Resistance Grows Against Bayou Bridge Pipeline
Native communities and environmental justice advocates in Louisiana opened a new resistance camp Saturday to oppose the proposed Bayou Bridge Pipeline project. Called L’eau Est La Vie, or Water is Life, the camp will consist of floating indigenous art structures on rafts and constant prayer ceremonies during its first two weeks.
The Bayou Bridge project, owned in part by Dakota Access Pipeline owner Energy Transfer Partners (ETP), would transport crude oil over 163 miles of natural heritage swampland to a terminal in St. James Parish in Louisiana. St. James residents and environmental advocates recently filed suit to overturn the pipeline’s permit, claiming that the state did not adequately address impacts of a potential spill on the community or surrounding wetlands.
“Once again Indigenous communities are being put in harm’s way and over 700 bodies of water will be threatened by one of the worst environmental offenders known to date,” said the Indigenous Environmental Network in a statement. “We stand with the Water Protectors here in southern Louisiana to protect these critical wetlands that serve as protection for the people of this region from floods and storms.”
The Indigenous Environmental Network announced the opening of the camp with the video above explaining why completion of the Bayou Bridge pipeline must be stopped.
Meanwhile In Nebraska:
Hundreds again pack meeting room, again disagree on Keystone XL
Nebraska residents again pack a room and Nebraska residents again offer drastically different views of the proposed Keystone XL oil pipeline.

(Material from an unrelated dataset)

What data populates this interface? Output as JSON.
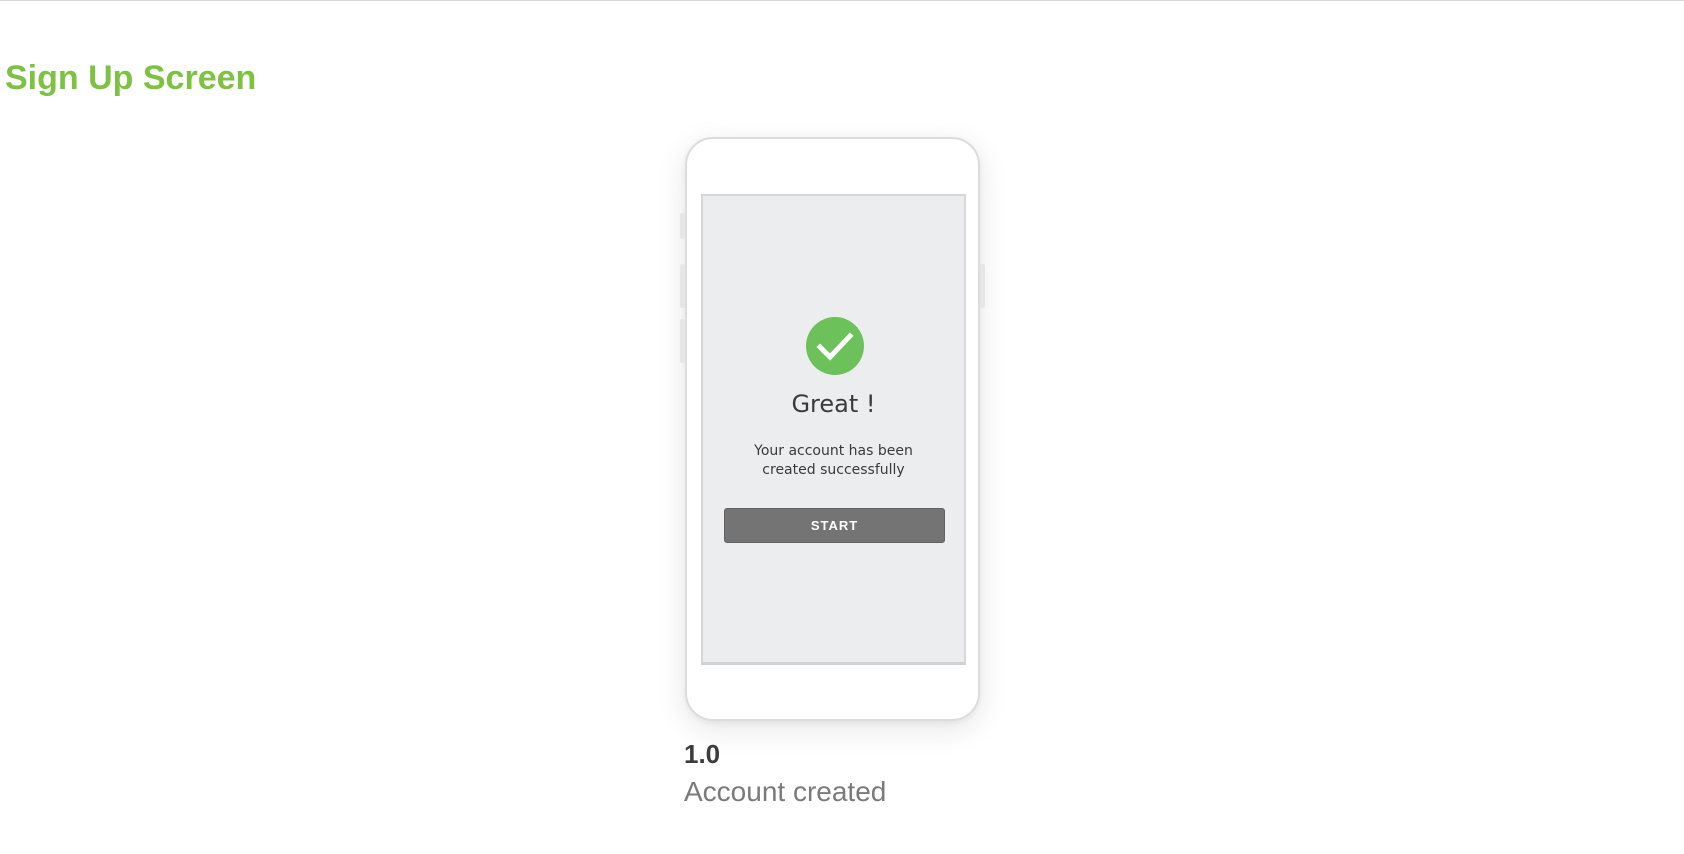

Hundreds attended the third public meeting held by the Nebraska Public Service Commission on TransCanada’s application to cross the state and complete the $8 billion Keystone XL pipeline. This time the setting was the Divots Conference Center in Norfolk.
Becky Van Housen, who farms in York and Polk Counties, told commissioners she worries about the impact on the Ogallala Aquifer, which supplies ten wells on her farm.
“This proposed Keystone XL pipeline cannot be allowed to cross the Ogallala Aquifer,” Van Housen stated. “A spill to the Ogallala Aquifer would not only threaten the drinking water of millions of Americans, but threaten the livelihood of hundreds and thousands of farmers and ranchers.”